Heart of the Hunter

And I was going to give her my ultimate sacrifice too.

I had to penetrate her deeply. I had to burn myself onto her very soul. It wasn’t just for pleasure. It wasn’t just an idle desire. I wanted to break her, the way a horse-whisperer breaks a mustang. I needed her to know she belonged to me. I didn’t just want her just to love me, I wanted her to fear me too. To respect me. I wanted her to worship me like an animal worships its master.

She cried out, but she was powerless to stop me. I lowered her onto my erect spike and it slid up into her like a sword killing a warrior.

“Please,” she mouthed but I didn’t listen. I couldn’t stop now. If I stopped now, she’d never forgive me. She’d despise me. I couldn’t stop until she was utterly mine. I had to defeat her will, her resistance.

“Jackson,” she whispered.

I refused to feel compassion. I kept lowering her until she was resting again on my lap, my shaft all the way inside her ass, my balls touching the cheeks of her butt.

“Some things have to come with pain,” I said.

“Why are you doing this?”

“You’ll understand after I’m gone.”

“No,” she cried.

“If Los Lobos kill me, I’ll live on within you, Faith. I’ll live on within your womb.”

“You don’t even know if I’m pregnant.”

It was then that I kissed her. My cock was in her ass, all the way to the very center of her body, and I shoved my tongue into her mouth so that she couldn’t say another word.
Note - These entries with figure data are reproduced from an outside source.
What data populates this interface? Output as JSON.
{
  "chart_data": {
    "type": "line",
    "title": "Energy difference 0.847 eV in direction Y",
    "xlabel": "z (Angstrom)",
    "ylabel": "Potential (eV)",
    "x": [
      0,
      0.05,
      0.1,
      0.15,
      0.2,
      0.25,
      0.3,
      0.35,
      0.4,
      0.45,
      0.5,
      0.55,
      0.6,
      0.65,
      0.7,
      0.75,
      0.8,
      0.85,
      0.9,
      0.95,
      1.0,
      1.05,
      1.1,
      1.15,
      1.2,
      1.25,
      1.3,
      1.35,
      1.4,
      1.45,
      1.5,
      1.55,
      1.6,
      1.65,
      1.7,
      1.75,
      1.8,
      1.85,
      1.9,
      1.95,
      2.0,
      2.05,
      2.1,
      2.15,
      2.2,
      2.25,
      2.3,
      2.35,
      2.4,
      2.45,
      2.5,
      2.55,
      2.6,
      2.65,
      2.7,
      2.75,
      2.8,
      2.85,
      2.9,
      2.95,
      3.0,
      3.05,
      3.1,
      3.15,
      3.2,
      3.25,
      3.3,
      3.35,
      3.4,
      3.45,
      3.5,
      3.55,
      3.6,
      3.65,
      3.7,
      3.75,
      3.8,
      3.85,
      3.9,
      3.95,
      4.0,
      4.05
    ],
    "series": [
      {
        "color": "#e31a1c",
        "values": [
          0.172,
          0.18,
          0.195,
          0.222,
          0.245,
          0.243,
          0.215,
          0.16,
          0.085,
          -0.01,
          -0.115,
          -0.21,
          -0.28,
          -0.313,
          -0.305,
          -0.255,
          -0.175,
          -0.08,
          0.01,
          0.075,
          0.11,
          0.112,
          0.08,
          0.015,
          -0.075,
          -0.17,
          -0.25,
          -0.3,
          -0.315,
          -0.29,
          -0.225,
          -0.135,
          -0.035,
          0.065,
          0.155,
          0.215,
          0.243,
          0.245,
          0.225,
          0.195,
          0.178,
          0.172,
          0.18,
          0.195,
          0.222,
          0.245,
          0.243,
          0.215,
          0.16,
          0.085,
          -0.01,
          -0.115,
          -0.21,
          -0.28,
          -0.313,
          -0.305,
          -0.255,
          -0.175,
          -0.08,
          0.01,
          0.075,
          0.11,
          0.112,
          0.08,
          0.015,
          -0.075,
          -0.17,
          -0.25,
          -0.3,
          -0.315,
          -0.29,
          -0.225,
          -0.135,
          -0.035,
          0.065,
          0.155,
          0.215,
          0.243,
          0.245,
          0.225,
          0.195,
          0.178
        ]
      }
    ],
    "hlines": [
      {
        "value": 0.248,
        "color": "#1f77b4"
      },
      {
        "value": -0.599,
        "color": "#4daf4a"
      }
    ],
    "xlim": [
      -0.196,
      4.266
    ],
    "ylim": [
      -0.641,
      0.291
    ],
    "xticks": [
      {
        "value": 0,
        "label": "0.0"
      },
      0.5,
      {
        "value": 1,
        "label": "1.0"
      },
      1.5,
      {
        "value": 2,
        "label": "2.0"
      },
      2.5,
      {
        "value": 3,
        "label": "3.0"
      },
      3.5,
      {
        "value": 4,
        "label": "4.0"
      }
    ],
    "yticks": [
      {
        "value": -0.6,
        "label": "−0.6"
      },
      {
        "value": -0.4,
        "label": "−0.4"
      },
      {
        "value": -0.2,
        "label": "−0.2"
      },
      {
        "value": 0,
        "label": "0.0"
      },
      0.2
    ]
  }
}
She tried to cry out, she tried to moan, to beg for mercy, but I stifled all of it. I couldn’t bear to hear it.

I was simultaneously creating and destroying the only thing in the world that mattered to me. I was forcing her to be mine for the rest of her life. I knew she’d never look at another man after this. But I was also forcing her to hate me, to look at me as a monster. She’d never forgive me for leaving her. Not for as long as she lived.

If I left her now, if Wolf killed me, if I never returned, she’d hate me for it.

My cock pulsed inside her. She struggled but I held her firmly in place. There was no escape. She bit my lip and I released her from my kiss.

Her claws dug into the flesh of my back.

“Don’t resist me,” I cried. “I’m doing this for us.”

She was crying. My cock burst, the flood of my semen pouring into her anus in waves of pleasure.

“I know,” she cried.

Surge after surge of my orgasm pulsed inside her.

“Harder,” she cried.

I thrust my groin upward, forcing it against the soft flesh of her ass. My cock was lodged so firmly inside her she wouldn’t have been able to break free even if I let her.

“Harder, Jackson,” she cried again. “If you’re going to break my heart, you better break it all the way.”

I shut my eyes. Her nails were so deep in my back that blood was flowing down over my scars. Her mouth pressed against my neck, her teeth biting me painfully. Her legs were so firmly wrapped around my waist I could hardly breathe.

As the last throbs of my sperm flowed into her ass, I knew it was true. She was mine. She was utterly mine, and she always would be.

I’d broken her. I was her master.





Chapter 15


Faith


WHEN JACKSON TOLD ME HE was leaving to ride north, something inside me broke. He was going to ride to his death, and he wasn’t even considering where that would leave me. I didn’t care that he said it was for me. It wasn’t for me. I didn’t need revenge on Wolf. All I needed was Jackson to stay with me, to protect me by being with me, to never leave me. All I needed was for him to stay.

“I can’t stay,” he said. “You know that.”

“Then go,” I cried. “If you’re going to leave me, go now. It would have been better if I’d never met you. It would have been better if I’d never left Wolf.”

“Faith,” he said, but it was too late.

I shook my head. I wanted no more of his words. He was breaking my heart and he knew it. How could he do this to me? In the space of two passionate nights he’d made me fall completely in love with him. I knew I was already carrying his baby. There was no doubt in my mind I was pregnant. I don’t know how I knew, but I knew.

Now he was breaking me heart. He was breaking my body and my heart at the same time. He didn’t realize I’d forgive him for anything, if only he would stay. He didn’t realize I didn’t care about Wolf Staten. All I cared about was Jackson being at my side.

I wanted to tell him that I released him from his promise, that he didn’t have to go, but he wasn’t listening. He thought I’d hate him for being a coward. Nothing could be further from the truth.

The only thing I’d hate him for was leaving me. He didn’t have to do it like this. He didn’t have to leave a trail of destruction. We could have stayed at that house together. Or he could have taken me somewhere else. I’d have gone anywhere with him. I wanted him. I didn’t want justice. I wanted Jackson to help me raise this baby he’d been so determined to put inside me.